Atrial Fibrillation (AFib) is an Irregular Heartbeat

You might often think that your heart skipping a beat is normal or can even be a sign of something good. However, for an estimated three million Americans an irregular heartbeat, or heart palpitations is a sign of a very serious health condition.

Atrial fibrillation, also known as AFib or AF, is a quivering or irregular heartbeat that can lead to heart failure, blood clots or even a stroke. It is the most common serious abnormal heart rhythm.

With each heartbeat, an electrical signal spans from the top to the bottom of the heart, which causes the heart to contract and pump blood. Normally, your heart contracts and relaxes to a regular beat. AFib occurs when rapid disorganized electrical signals cause the two upper chambers (the atria) of the heart to contract very fast and irregularly, also known as fibrillating. This causes blood to pool in the atria, instead of being pumped completely into the ventricles, the heart’s two lower chambers. As a result the upper and lower chambers are not synchronized, and the heart’s efficiency is lost.

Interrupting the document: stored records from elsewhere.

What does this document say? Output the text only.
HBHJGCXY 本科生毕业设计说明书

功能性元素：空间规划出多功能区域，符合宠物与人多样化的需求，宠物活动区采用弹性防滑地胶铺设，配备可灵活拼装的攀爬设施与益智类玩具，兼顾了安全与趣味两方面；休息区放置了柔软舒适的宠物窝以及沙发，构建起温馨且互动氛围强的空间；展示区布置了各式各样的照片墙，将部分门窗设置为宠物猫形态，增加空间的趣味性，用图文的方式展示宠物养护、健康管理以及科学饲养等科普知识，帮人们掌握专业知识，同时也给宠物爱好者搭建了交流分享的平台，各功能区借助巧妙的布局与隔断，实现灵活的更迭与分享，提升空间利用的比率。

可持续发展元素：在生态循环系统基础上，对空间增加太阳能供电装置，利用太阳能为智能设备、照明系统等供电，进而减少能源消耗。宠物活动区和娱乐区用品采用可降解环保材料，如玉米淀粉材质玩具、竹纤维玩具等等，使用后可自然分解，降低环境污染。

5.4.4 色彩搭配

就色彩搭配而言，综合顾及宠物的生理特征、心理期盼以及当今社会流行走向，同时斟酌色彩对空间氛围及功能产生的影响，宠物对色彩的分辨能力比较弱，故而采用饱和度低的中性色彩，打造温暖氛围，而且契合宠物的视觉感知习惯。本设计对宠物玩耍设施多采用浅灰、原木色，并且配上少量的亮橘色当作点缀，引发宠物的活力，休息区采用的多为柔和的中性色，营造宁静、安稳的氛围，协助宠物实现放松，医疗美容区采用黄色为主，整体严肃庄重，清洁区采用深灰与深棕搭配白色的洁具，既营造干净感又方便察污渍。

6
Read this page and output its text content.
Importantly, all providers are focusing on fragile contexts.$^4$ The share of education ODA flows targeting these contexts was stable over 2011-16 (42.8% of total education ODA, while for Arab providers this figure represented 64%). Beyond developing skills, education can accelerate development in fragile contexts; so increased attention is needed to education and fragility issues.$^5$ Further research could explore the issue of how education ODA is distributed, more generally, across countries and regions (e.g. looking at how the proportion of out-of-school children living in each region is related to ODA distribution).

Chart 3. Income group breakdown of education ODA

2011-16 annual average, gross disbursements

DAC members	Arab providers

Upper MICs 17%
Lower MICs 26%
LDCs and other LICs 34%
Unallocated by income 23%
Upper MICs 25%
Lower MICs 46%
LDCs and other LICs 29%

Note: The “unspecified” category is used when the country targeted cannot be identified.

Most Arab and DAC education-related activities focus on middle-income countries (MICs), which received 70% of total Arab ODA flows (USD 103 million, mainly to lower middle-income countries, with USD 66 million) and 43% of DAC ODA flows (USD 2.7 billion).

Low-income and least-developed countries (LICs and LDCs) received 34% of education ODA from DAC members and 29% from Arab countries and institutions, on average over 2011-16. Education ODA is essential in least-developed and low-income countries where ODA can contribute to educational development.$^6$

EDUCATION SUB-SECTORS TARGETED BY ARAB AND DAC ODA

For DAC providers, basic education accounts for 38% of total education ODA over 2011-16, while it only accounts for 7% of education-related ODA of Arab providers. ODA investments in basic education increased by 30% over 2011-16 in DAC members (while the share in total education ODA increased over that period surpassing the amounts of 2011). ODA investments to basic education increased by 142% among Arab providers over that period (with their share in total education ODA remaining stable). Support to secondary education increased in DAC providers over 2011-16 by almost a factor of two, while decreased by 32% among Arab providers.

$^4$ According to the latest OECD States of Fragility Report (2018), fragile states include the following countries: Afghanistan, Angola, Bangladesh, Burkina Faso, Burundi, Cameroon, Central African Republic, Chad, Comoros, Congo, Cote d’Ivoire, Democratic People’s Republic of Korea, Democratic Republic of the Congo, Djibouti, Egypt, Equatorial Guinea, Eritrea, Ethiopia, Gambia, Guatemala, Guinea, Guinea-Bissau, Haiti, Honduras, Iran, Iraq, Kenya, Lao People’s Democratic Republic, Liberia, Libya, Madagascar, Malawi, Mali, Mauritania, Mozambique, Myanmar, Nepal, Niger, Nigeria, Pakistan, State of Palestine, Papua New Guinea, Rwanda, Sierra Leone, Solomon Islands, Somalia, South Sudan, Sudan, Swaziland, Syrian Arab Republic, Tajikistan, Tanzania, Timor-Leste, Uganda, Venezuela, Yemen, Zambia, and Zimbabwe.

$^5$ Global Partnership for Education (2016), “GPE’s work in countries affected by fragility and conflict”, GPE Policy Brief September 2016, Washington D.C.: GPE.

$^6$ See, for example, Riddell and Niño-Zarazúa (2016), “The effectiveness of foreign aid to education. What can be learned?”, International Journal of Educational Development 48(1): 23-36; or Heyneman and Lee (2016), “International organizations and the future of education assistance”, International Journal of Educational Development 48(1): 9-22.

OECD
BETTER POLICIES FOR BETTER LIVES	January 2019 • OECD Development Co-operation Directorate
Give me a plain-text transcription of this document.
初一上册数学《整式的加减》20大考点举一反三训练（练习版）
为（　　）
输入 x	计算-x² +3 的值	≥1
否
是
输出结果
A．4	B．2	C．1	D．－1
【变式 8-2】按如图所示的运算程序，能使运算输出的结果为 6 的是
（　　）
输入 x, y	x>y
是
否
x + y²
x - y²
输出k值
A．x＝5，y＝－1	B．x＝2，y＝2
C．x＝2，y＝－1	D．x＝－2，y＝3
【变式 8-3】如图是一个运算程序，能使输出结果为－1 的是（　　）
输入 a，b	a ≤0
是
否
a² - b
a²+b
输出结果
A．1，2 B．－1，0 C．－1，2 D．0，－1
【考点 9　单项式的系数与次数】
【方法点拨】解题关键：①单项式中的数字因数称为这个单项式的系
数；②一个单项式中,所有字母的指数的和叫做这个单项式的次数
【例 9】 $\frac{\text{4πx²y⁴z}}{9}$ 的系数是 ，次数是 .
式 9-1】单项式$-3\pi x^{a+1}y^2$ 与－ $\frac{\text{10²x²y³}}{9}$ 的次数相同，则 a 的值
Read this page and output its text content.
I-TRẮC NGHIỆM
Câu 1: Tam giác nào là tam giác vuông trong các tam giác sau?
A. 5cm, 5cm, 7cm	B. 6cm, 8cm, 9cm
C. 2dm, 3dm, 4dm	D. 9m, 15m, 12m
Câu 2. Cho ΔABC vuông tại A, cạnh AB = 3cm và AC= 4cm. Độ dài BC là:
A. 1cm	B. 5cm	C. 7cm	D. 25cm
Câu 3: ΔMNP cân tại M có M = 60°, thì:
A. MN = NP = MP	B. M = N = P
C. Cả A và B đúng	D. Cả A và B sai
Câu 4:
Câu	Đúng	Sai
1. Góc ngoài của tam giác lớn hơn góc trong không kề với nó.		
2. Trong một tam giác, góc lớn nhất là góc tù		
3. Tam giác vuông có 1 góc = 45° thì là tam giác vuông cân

With AFib, the rate of impulses through the atria can range from 300 to 600 beats per minute. A normal resting heart rate doesn’t exceed 100 beats per minute. If you suspect this type of cardiac arrhythmia, it’s important to make an appointment with a cardiologist.

Types of Atrial Fibrillation (AFib)

Paroxysmal atrial fibrillation comes and goes on its own and lasts seven days or less. The faulty electrical signals and rapid heart rate begin suddenly and then stop again just as suddenly. Episodes can last less than a minute or for several days. You can experience mild or severe symptoms. This type of atrial fibrillation typically originates from the junction of the pulmonary veins within the left atrium, or upper chamber of the heart.

Persistent atrial fibrillation consists for more than seven days. It may stop on its own, or it can be stopped with treatment. In most cases, it requires some type of medication to stop.

Long-standing persistent atrial fibrillation is when an abnormal normal heart rhythm that can’t be restored with treatment. This continuous AF lasts longer than a year before it will be classified. Paroxysmal and persistent AF can become more frequent and transform into permanent AFib.